There is lots of confusion out there on how SSDs handle writes and I thought it would be worthwhile to shed some light on this. Flash chips need to have entire blocks (256 KB) written and erased at the same time. Since applications write in smaller chunks than this, there is something called a Flash Translation Layer that handles write I/Os. I’ll try to summarize the details here.

The Flash Translation Layer keeps an index of where a block is physically written and the logical address that is presented to the host. After a continuous small block random write workload, eventually there are not any pre erased blocks available to write to. The flash controller has to perform “moves” of data from a few blocks that have some valid data and some stale data. These moves are performed to get a few completely full blocks and a new empty block to write to. A move operation ties up the chip and is just a little less work than a write. The amount of over provisioned capacity determines how many background moves you will have to perform for each new write that comes in under the worst possible scenario.

For example, on the RamSan-20 Datasheet we list the sustained number for our random writes – 50,000 IOPS. Outside of this worst case you can achieve 160,000 write IOPS. The amount of over provisioned space (~30%) is not arrived at by accident, and roughly 1/3 of peak performance is not a coincidence either. The amount of extra space that is available determines the maximum number of moves that have to be done to get a full empty page – as once all of the spare area is used up, effectively every block will have about as much stall data as the over provisioned percentage. So (ignoring the complexities of the actual math) you have to perform a number of moves that is just a little less than 1/(the over provisioning percent) in the absolute worst case to get a full block to write to. With a very small over provisioning percent, the amount of moves that have to take place can be very high. These moves keep the chips busy almost as long as a formal write, so the amount of write IOPS you can perform declines.

So why use ~30% over-provisioned space? Because there are diminishing returns in terms of performance improvement as the over provisioning increases. The figure below graphs the function – 1/(over provisioning percent) (a rough approximation of the number of moves required in the worst case scenario):

It is worth noting that, in the real world of applications, you are unlikely to be performing 100% random writes, so a good flash controller will perform background move operations to defragment the valid and stale data. To get to the worst case, you have to randomly write across all of the capacity without ever stopping to read.
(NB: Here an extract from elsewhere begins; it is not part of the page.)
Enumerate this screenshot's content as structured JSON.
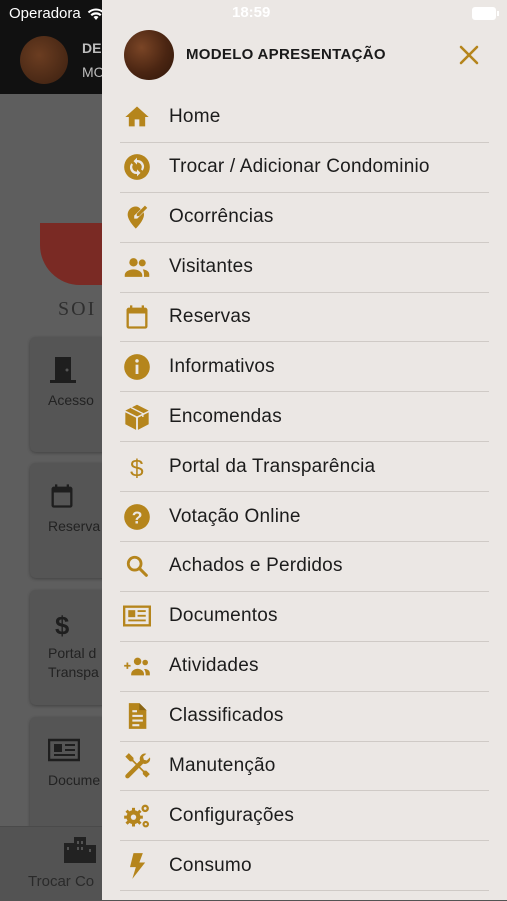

While some logging applications have this type of constant write workload they are never random. Nevertheless, it is still important to understand this concept to accurately compare different devices’ performance. It is tempting to reduce the amount of over provisioned space to lower the cost per GB, but then the number of worst case moves can become a real problem. Keep in mind that the over provisioned space does shrinks over time as it is also intended to accommodate for flash blocks that have worn out.
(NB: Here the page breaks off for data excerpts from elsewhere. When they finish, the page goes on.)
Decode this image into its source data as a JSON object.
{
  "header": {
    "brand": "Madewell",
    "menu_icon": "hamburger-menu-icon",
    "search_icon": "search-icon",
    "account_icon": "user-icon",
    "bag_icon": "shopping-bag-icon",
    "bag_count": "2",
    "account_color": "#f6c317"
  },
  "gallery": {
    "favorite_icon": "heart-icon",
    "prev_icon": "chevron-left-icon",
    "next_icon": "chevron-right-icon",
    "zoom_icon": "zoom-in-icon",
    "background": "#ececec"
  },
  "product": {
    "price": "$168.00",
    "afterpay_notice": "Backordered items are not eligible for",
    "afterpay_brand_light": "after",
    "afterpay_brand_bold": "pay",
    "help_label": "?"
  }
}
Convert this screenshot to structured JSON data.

Some controllers may not actively defragment the space to save on controller costs, so the worst case performance becomes the “real” performance after the drive has been written a few times. This is becoming the exception, but still something to look out for. This performance decline in the sustained random write case can also easily be missed if there is no way for the host driving the workload to keep all of the chips busy all of the time. This is because the decline in performance requires hitting the flash as hard as possible. But with SSDs at a premium price to disks based on their performance, limiting performance all of the time just to avoid a performance decline in the worst case isn’t a good design tradeoff. For more information on write handling, SNIA’s Solid State Storage Initiative’s performance test specification goes into quite a bit of depth.

The SNIA link at the end gives “Page not found” error. An updated link would be appreciated.

I have known for some time that overprovisioning to write amplification follows roughly this pattern, but it was nice to see it explained this way with worst case numbers. This also confirms my thoughts that write amplification is (roughly) reverse proportional to sustained random write.

Thanks for the notice on the SNIA link, I have updated it.